Die Karriere von Thomas Morgenstern war geprägt von vielen Hochs und einigen Tiefs. Mit nur 16 Jahren landete er in Liberec sensationell seinen ersten Weltcupsieg. 2006 holte er bei den Olympischen Spielen in Turin zwei Goldmedaillen (Einzel und Team). „Das war mit Sicherheit einer der schönsten Momente in meiner Laufbahn.“
Goldhamster. Kein Wintersportler in Österreich konnte mehr Medaillen (20) bei Großereignissen gewinnen: Olympische Spiele 4 (3x Gold, 1x Silber), Weltmeisterschaften 11 (8x Gold, 2x Silber, 1x Bronze), Skiflug-WM 5 (3x Gold, 2x Bronze). Auch sonst hatte der Kärntner jedes seiner gesetzten Ziele erreicht: 2x Sieger im Gesamtweltcup (2007/08, 2010/11), Sieger der Vierschanzentournee (2010/11). Lediglich der Einzeltitel in der Skiflugweltmeisterschaft blieb dem Ausnahmetalent verwehrt. Im Weltcup stand er insgesamt 76 mal am Podest, davon 23 mal ganz oben.
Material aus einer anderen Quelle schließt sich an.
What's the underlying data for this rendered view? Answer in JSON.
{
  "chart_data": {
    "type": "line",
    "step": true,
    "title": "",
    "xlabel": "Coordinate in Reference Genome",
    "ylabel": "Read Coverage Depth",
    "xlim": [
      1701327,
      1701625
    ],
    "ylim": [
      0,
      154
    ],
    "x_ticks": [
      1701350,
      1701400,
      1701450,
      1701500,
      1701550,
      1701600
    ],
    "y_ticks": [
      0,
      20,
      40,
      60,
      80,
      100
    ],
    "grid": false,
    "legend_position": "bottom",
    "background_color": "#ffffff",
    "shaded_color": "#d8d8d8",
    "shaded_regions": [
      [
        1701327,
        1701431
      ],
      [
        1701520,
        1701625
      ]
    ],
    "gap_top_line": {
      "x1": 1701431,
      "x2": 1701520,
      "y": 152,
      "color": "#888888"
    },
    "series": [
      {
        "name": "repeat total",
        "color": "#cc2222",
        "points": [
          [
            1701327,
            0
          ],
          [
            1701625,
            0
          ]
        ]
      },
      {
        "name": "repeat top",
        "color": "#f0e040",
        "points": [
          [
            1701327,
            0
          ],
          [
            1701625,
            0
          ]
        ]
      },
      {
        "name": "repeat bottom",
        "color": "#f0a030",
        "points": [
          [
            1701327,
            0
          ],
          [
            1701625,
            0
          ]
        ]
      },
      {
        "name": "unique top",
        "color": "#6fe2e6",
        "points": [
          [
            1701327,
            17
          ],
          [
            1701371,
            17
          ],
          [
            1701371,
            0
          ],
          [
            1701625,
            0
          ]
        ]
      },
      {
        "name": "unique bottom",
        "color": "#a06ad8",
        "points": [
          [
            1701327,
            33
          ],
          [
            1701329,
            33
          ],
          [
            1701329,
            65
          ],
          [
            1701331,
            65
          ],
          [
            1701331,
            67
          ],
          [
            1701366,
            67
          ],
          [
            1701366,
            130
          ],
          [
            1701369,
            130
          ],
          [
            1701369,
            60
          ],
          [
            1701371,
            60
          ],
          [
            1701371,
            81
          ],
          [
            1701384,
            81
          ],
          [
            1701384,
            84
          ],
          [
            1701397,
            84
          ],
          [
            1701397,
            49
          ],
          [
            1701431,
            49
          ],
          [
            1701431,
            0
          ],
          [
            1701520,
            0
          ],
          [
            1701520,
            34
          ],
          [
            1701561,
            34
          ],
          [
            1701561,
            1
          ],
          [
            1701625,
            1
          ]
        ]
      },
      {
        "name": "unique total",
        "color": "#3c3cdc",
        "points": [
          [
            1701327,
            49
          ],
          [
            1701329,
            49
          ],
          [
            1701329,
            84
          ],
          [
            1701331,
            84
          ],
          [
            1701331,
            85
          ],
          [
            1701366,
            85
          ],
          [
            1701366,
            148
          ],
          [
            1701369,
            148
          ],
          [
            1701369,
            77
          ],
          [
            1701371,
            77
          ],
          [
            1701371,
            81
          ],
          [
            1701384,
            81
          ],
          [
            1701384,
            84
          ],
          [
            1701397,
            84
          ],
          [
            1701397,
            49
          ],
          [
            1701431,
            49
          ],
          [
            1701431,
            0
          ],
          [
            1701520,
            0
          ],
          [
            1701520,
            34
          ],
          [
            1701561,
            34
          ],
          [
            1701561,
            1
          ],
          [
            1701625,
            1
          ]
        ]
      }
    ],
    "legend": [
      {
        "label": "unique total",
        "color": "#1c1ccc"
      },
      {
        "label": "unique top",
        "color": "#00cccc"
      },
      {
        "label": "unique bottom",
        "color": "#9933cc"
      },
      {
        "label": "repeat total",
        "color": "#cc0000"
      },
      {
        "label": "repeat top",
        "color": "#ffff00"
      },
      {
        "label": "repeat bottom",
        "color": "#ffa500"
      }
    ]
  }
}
Abstürze. Jedoch musste Morgenstern auch mehrere Rückschläge in Form von Stürzen hinnehmen. In Kuusamo 2003, Liberec 2009 (auf dem Weg zu einer sicheren Medaille) oder Kuopio 2009 (im Training) blieb er von gröberen Verletzungen verschont. 2013 stürzte er in Titisee-Neustadt bei der Landung und zog sich neben Aufschürfungen im Gesicht (Zitat: „Es war als hätte mir Klitschko eine Gerade verpasst.“) auch einen Bruch des linken kleinen Fingers zu. Tags zuvor hatte er seinen ersten Weltcupsieg seit zwei Jahren gefeiert. Nach einem raschen Comeback holte sich der Kärntner mit einer Spezialschiene am Finger den zweiten Platz bei der Vierschanzentournee.
Comeback. Zwei Wochen darauf stürzte er beim Skifliegen am Kulm aus großer Höhe auf den Vorbau und zog sich schwere Verletzungen an Kopf und Lunge zu. Mit eisernem Willen und optimaler Unterstützung aus seinem Umfeld kämpfte sich das Stehaufmännchen erneut zurück und holte bei den Olympischen Spielen in Sochi mit dem Team die Silbermedaille. Was zu diesem Zeitpunkt noch nicht feststand: Es sollte der krönende Karriereabschluss des Superadlers sein.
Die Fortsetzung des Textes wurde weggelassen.